According to Disney CEO Bob Iger, the company expects to roll out its direct-to-consumer ESPN offering, essentially the entire channel available as a streaming option, in 2025. “We clearly intend to expand ESPN on a direct-to-consumer basis,” Iger told CNBC’s Julia Boorstin on Wednesday. “We think that’s great.”
Malone also pointed to the potential for more cable streaming bundles, reflecting the resolution of Disney’s feud with Spectrum parent company Charter Communications. The companies’ agreement included ad-supported Disney+ and ESPN+ subscriptions in some Spectrum offerings.

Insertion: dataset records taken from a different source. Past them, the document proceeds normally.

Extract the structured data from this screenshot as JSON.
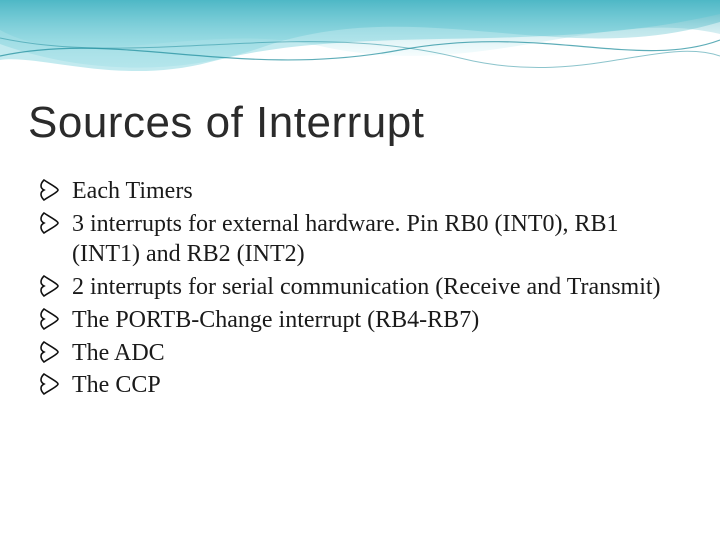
{
  "slide": {
    "title": "Sources of Interrupt",
    "bullets": [
      "Each Timers",
      "3 interrupts for external hardware. Pin RB0 (INT0), RB1 (INT1) and RB2 (INT2)",
      "2 interrupts for serial communication (Receive and Transmit)",
      "The PORTB-Change interrupt (RB4-RB7)",
      "The ADC",
      "The CCP"
    ]
  }
}
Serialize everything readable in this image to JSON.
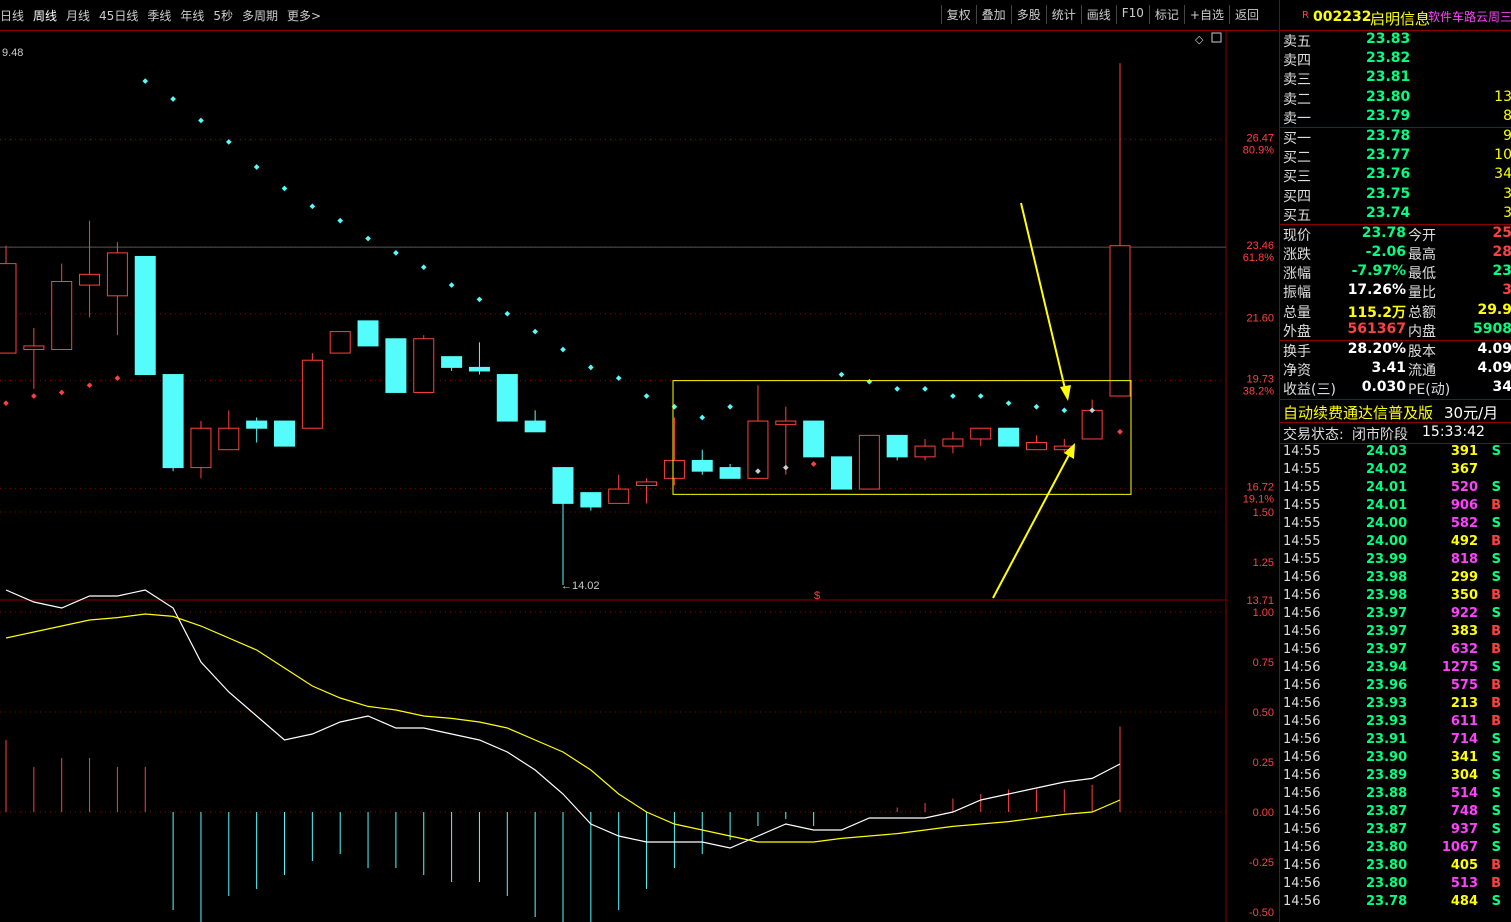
{
  "toolbar": {
    "periods": [
      "日线",
      "周线",
      "月线",
      "45日线",
      "季线",
      "年线",
      "5秒",
      "多周期",
      "更多>"
    ],
    "active_period": "周线",
    "actions": [
      "复权",
      "叠加",
      "多股",
      "统计",
      "画线",
      "F10",
      "标记",
      "+自选",
      "返回"
    ]
  },
  "chart_data": {
    "type": "candlestick",
    "price_axis_labels": [
      "26.47",
      "80.9%",
      "23.46",
      "61.8%",
      "21.60",
      "19.73",
      "38.2%",
      "16.72",
      "19.1%",
      "13.71"
    ],
    "top_left_label": "9.48",
    "low_marker": "14.02",
    "marker_symbol": "$",
    "macd_axis_labels": [
      "1.50",
      "1.25",
      "1.00",
      "0.75",
      "0.50",
      "0.25",
      "0.00",
      "-0.25",
      "-0.50"
    ],
    "candles": [
      {
        "o": 20.5,
        "h": 23.5,
        "l": 20.5,
        "c": 23.0
      },
      {
        "o": 20.6,
        "h": 21.2,
        "l": 19.5,
        "c": 20.7
      },
      {
        "o": 20.6,
        "h": 23.0,
        "l": 20.6,
        "c": 22.5
      },
      {
        "o": 22.4,
        "h": 24.2,
        "l": 21.5,
        "c": 22.7
      },
      {
        "o": 22.1,
        "h": 23.6,
        "l": 21.0,
        "c": 23.3
      },
      {
        "o": 23.2,
        "h": 23.2,
        "l": 19.9,
        "c": 19.9
      },
      {
        "o": 19.9,
        "h": 19.9,
        "l": 17.2,
        "c": 17.3
      },
      {
        "o": 17.3,
        "h": 18.6,
        "l": 17.0,
        "c": 18.4
      },
      {
        "o": 17.8,
        "h": 18.9,
        "l": 17.8,
        "c": 18.4
      },
      {
        "o": 18.6,
        "h": 18.7,
        "l": 18.0,
        "c": 18.4
      },
      {
        "o": 18.6,
        "h": 18.6,
        "l": 17.9,
        "c": 17.9
      },
      {
        "o": 18.4,
        "h": 20.5,
        "l": 18.4,
        "c": 20.3
      },
      {
        "o": 20.5,
        "h": 21.1,
        "l": 20.5,
        "c": 21.1
      },
      {
        "o": 21.4,
        "h": 21.4,
        "l": 20.7,
        "c": 20.7
      },
      {
        "o": 20.9,
        "h": 20.9,
        "l": 19.4,
        "c": 19.4
      },
      {
        "o": 19.4,
        "h": 21.0,
        "l": 19.4,
        "c": 20.9
      },
      {
        "o": 20.4,
        "h": 20.4,
        "l": 20.0,
        "c": 20.1
      },
      {
        "o": 20.1,
        "h": 20.8,
        "l": 19.9,
        "c": 20.0
      },
      {
        "o": 19.9,
        "h": 19.9,
        "l": 18.6,
        "c": 18.6
      },
      {
        "o": 18.6,
        "h": 18.9,
        "l": 18.3,
        "c": 18.3
      },
      {
        "o": 17.3,
        "h": 17.3,
        "l": 14.02,
        "c": 16.3
      },
      {
        "o": 16.6,
        "h": 16.6,
        "l": 16.1,
        "c": 16.2
      },
      {
        "o": 16.3,
        "h": 17.1,
        "l": 16.3,
        "c": 16.7
      },
      {
        "o": 16.8,
        "h": 17.0,
        "l": 16.3,
        "c": 16.9
      },
      {
        "o": 17.0,
        "h": 18.7,
        "l": 16.8,
        "c": 17.5
      },
      {
        "o": 17.5,
        "h": 17.8,
        "l": 17.1,
        "c": 17.2
      },
      {
        "o": 17.3,
        "h": 17.4,
        "l": 17.0,
        "c": 17.0
      },
      {
        "o": 17.0,
        "h": 19.6,
        "l": 17.0,
        "c": 18.6
      },
      {
        "o": 18.5,
        "h": 19.0,
        "l": 17.1,
        "c": 18.6
      },
      {
        "o": 18.6,
        "h": 18.6,
        "l": 17.7,
        "c": 17.6
      },
      {
        "o": 17.6,
        "h": 17.6,
        "l": 16.7,
        "c": 16.7
      },
      {
        "o": 16.7,
        "h": 18.0,
        "l": 16.7,
        "c": 18.2
      },
      {
        "o": 18.2,
        "h": 18.2,
        "l": 17.5,
        "c": 17.6
      },
      {
        "o": 17.6,
        "h": 18.1,
        "l": 17.5,
        "c": 17.9
      },
      {
        "o": 17.9,
        "h": 18.3,
        "l": 17.7,
        "c": 18.1
      },
      {
        "o": 18.1,
        "h": 18.4,
        "l": 17.9,
        "c": 18.4
      },
      {
        "o": 18.4,
        "h": 18.3,
        "l": 17.9,
        "c": 17.9
      },
      {
        "o": 17.8,
        "h": 18.2,
        "l": 17.8,
        "c": 18.0
      },
      {
        "o": 17.8,
        "h": 18.1,
        "l": 17.7,
        "c": 17.9
      },
      {
        "o": 18.1,
        "h": 19.2,
        "l": 18.1,
        "c": 18.9
      },
      {
        "o": 19.3,
        "h": 28.6,
        "l": 19.3,
        "c": 23.5
      }
    ],
    "sar_dots": [
      {
        "i": 0,
        "v": 19.1
      },
      {
        "i": 1,
        "v": 19.3
      },
      {
        "i": 2,
        "v": 19.4
      },
      {
        "i": 3,
        "v": 19.6
      },
      {
        "i": 4,
        "v": 19.8
      },
      {
        "i": 5,
        "v": 28.1
      },
      {
        "i": 6,
        "v": 27.6
      },
      {
        "i": 7,
        "v": 27.0
      },
      {
        "i": 8,
        "v": 26.4
      },
      {
        "i": 9,
        "v": 25.7
      },
      {
        "i": 10,
        "v": 25.1
      },
      {
        "i": 11,
        "v": 24.6
      },
      {
        "i": 12,
        "v": 24.2
      },
      {
        "i": 13,
        "v": 23.7
      },
      {
        "i": 14,
        "v": 23.3
      },
      {
        "i": 15,
        "v": 22.9
      },
      {
        "i": 16,
        "v": 22.4
      },
      {
        "i": 17,
        "v": 22.0
      },
      {
        "i": 18,
        "v": 21.6
      },
      {
        "i": 19,
        "v": 21.1
      },
      {
        "i": 20,
        "v": 20.6
      },
      {
        "i": 21,
        "v": 20.1
      },
      {
        "i": 22,
        "v": 19.8
      },
      {
        "i": 23,
        "v": 19.3
      },
      {
        "i": 24,
        "v": 19.0
      },
      {
        "i": 25,
        "v": 18.7
      },
      {
        "i": 26,
        "v": 19.0
      },
      {
        "i": 27,
        "v": 17.2
      },
      {
        "i": 28,
        "v": 17.3
      },
      {
        "i": 29,
        "v": 17.4
      },
      {
        "i": 30,
        "v": 19.9
      },
      {
        "i": 31,
        "v": 19.7
      },
      {
        "i": 32,
        "v": 19.5
      },
      {
        "i": 33,
        "v": 19.5
      },
      {
        "i": 34,
        "v": 19.3
      },
      {
        "i": 35,
        "v": 19.3
      },
      {
        "i": 36,
        "v": 19.1
      },
      {
        "i": 37,
        "v": 19.0
      },
      {
        "i": 38,
        "v": 18.9
      },
      {
        "i": 39,
        "v": 18.9
      },
      {
        "i": 40,
        "v": 18.3
      }
    ],
    "macd_hist": [
      0.8,
      0.5,
      0.6,
      0.6,
      0.5,
      0.5,
      0.0,
      0.0,
      0.0,
      0.0,
      0.0,
      0.0,
      0.0,
      0.0,
      0.0,
      0.0,
      0.0,
      0.0,
      0.0,
      0.0,
      0.0,
      0.0,
      0.0,
      0.0,
      0.0,
      0.0,
      0.0,
      0.0,
      0.0,
      0.0,
      0.0,
      0.0,
      0.05,
      0.1,
      0.15,
      0.2,
      0.25,
      0.25,
      0.25,
      0.3,
      0.95
    ],
    "macd_hist_neg": [
      0,
      0,
      0,
      0,
      0,
      0,
      -0.7,
      -0.85,
      -0.6,
      -0.55,
      -0.45,
      -0.35,
      -0.3,
      -0.4,
      -0.4,
      -0.45,
      -0.5,
      -0.5,
      -0.6,
      -0.75,
      -0.9,
      -0.8,
      -0.7,
      -0.55,
      -0.4,
      -0.3,
      -0.2,
      -0.1,
      -0.05,
      -0.1,
      0,
      0,
      0,
      0,
      0,
      0,
      0,
      0,
      0,
      0,
      0
    ],
    "dif": [
      1.85,
      1.75,
      1.7,
      1.8,
      1.8,
      1.85,
      1.7,
      1.25,
      1.0,
      0.8,
      0.6,
      0.65,
      0.75,
      0.8,
      0.7,
      0.7,
      0.65,
      0.6,
      0.5,
      0.35,
      0.15,
      -0.1,
      -0.2,
      -0.25,
      -0.25,
      -0.25,
      -0.3,
      -0.2,
      -0.1,
      -0.15,
      -0.15,
      -0.05,
      -0.05,
      -0.05,
      0.0,
      0.1,
      0.15,
      0.2,
      0.25,
      0.28,
      0.4
    ],
    "dea": [
      1.45,
      1.5,
      1.55,
      1.6,
      1.62,
      1.65,
      1.63,
      1.55,
      1.45,
      1.35,
      1.2,
      1.05,
      0.95,
      0.88,
      0.85,
      0.8,
      0.78,
      0.75,
      0.7,
      0.6,
      0.5,
      0.35,
      0.15,
      0.0,
      -0.1,
      -0.15,
      -0.2,
      -0.25,
      -0.25,
      -0.25,
      -0.22,
      -0.2,
      -0.18,
      -0.15,
      -0.12,
      -0.1,
      -0.08,
      -0.05,
      -0.02,
      0.0,
      0.1
    ]
  },
  "stock": {
    "flag": "R",
    "code": "002232",
    "name": "启明信息",
    "tag": "软件车路云周三"
  },
  "order_book": {
    "asks": [
      {
        "label": "卖五",
        "price": "23.83",
        "vol": ""
      },
      {
        "label": "卖四",
        "price": "23.82",
        "vol": ""
      },
      {
        "label": "卖三",
        "price": "23.81",
        "vol": ""
      },
      {
        "label": "卖二",
        "price": "23.80",
        "vol": "13"
      },
      {
        "label": "卖一",
        "price": "23.79",
        "vol": "8"
      }
    ],
    "bids": [
      {
        "label": "买一",
        "price": "23.78",
        "vol": "9"
      },
      {
        "label": "买二",
        "price": "23.77",
        "vol": "10"
      },
      {
        "label": "买三",
        "price": "23.76",
        "vol": "34"
      },
      {
        "label": "买四",
        "price": "23.75",
        "vol": "3"
      },
      {
        "label": "买五",
        "price": "23.74",
        "vol": "3"
      }
    ]
  },
  "quote": [
    {
      "l1": "现价",
      "v1": "23.78",
      "c1": "green",
      "l2": "今开",
      "v2": "25",
      "c2": "red"
    },
    {
      "l1": "涨跌",
      "v1": "-2.06",
      "c1": "green",
      "l2": "最高",
      "v2": "28",
      "c2": "red"
    },
    {
      "l1": "涨幅",
      "v1": "-7.97%",
      "c1": "green",
      "l2": "最低",
      "v2": "23",
      "c2": "green"
    },
    {
      "l1": "振幅",
      "v1": "17.26%",
      "c1": "white",
      "l2": "量比",
      "v2": "3",
      "c2": "red"
    },
    {
      "l1": "总量",
      "v1": "115.2万",
      "c1": "yellow",
      "l2": "总额",
      "v2": "29.9",
      "c2": "yellow"
    },
    {
      "l1": "外盘",
      "v1": "561367",
      "c1": "red",
      "l2": "内盘",
      "v2": "5908",
      "c2": "green"
    }
  ],
  "fundamentals": [
    {
      "l1": "换手",
      "v1": "28.20%",
      "l2": "股本",
      "v2": "4.09"
    },
    {
      "l1": "净资",
      "v1": "3.41",
      "l2": "流通",
      "v2": "4.09"
    },
    {
      "l1": "收益(三)",
      "v1": "0.030",
      "l2": "PE(动)",
      "v2": "34"
    }
  ],
  "promo": {
    "text": "自动续费通达信普及版",
    "price": "30元/月"
  },
  "trade_state": {
    "label": "交易状态:",
    "value": "闭市阶段",
    "time": "15:33:42"
  },
  "ticks": [
    {
      "t": "14:55",
      "p": "24.03",
      "v": "391",
      "vc": "yellow",
      "bs": "S"
    },
    {
      "t": "14:55",
      "p": "24.02",
      "v": "367",
      "vc": "yellow",
      "bs": ""
    },
    {
      "t": "14:55",
      "p": "24.01",
      "v": "520",
      "vc": "magenta",
      "bs": "S"
    },
    {
      "t": "14:55",
      "p": "24.01",
      "v": "906",
      "vc": "magenta",
      "bs": "B"
    },
    {
      "t": "14:55",
      "p": "24.00",
      "v": "582",
      "vc": "magenta",
      "bs": "S"
    },
    {
      "t": "14:55",
      "p": "24.00",
      "v": "492",
      "vc": "yellow",
      "bs": "B"
    },
    {
      "t": "14:55",
      "p": "23.99",
      "v": "818",
      "vc": "magenta",
      "bs": "S"
    },
    {
      "t": "14:56",
      "p": "23.98",
      "v": "299",
      "vc": "yellow",
      "bs": "S"
    },
    {
      "t": "14:56",
      "p": "23.98",
      "v": "350",
      "vc": "yellow",
      "bs": "B"
    },
    {
      "t": "14:56",
      "p": "23.97",
      "v": "922",
      "vc": "magenta",
      "bs": "S"
    },
    {
      "t": "14:56",
      "p": "23.97",
      "v": "383",
      "vc": "yellow",
      "bs": "B"
    },
    {
      "t": "14:56",
      "p": "23.97",
      "v": "632",
      "vc": "magenta",
      "bs": "B"
    },
    {
      "t": "14:56",
      "p": "23.94",
      "v": "1275",
      "vc": "magenta",
      "bs": "S"
    },
    {
      "t": "14:56",
      "p": "23.96",
      "v": "575",
      "vc": "magenta",
      "bs": "B"
    },
    {
      "t": "14:56",
      "p": "23.93",
      "v": "213",
      "vc": "yellow",
      "bs": "B"
    },
    {
      "t": "14:56",
      "p": "23.93",
      "v": "611",
      "vc": "magenta",
      "bs": "B"
    },
    {
      "t": "14:56",
      "p": "23.91",
      "v": "714",
      "vc": "magenta",
      "bs": "S"
    },
    {
      "t": "14:56",
      "p": "23.90",
      "v": "341",
      "vc": "yellow",
      "bs": "S"
    },
    {
      "t": "14:56",
      "p": "23.89",
      "v": "304",
      "vc": "yellow",
      "bs": "S"
    },
    {
      "t": "14:56",
      "p": "23.88",
      "v": "514",
      "vc": "magenta",
      "bs": "S"
    },
    {
      "t": "14:56",
      "p": "23.87",
      "v": "748",
      "vc": "magenta",
      "bs": "S"
    },
    {
      "t": "14:56",
      "p": "23.87",
      "v": "937",
      "vc": "magenta",
      "bs": "S"
    },
    {
      "t": "14:56",
      "p": "23.80",
      "v": "1067",
      "vc": "magenta",
      "bs": "S"
    },
    {
      "t": "14:56",
      "p": "23.80",
      "v": "405",
      "vc": "yellow",
      "bs": "B"
    },
    {
      "t": "14:56",
      "p": "23.80",
      "v": "513",
      "vc": "magenta",
      "bs": "B"
    },
    {
      "t": "14:56",
      "p": "23.78",
      "v": "484",
      "vc": "yellow",
      "bs": "S"
    }
  ],
  "colors": {
    "up": "#ff4040",
    "down": "#54fcfc",
    "grid": "#8b0000",
    "highlight": "#ffff00"
  }
}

“The streaming version with ads will be part of the cable bundle,” Malone, a former Charter board member, told CNBC. “You could buy ESPN’s stream if you want, but why pay twice for it? I would much rather see the cable companies be distributors of streaming in bundles and packages because the two are kind of joined at the hip stuck.”
Warner Bros. Discovery declined to comment. Disney did not immediately respond to CNBC’s request for comment.
Disclosure: NBCUniversal is the parent company of CNBC.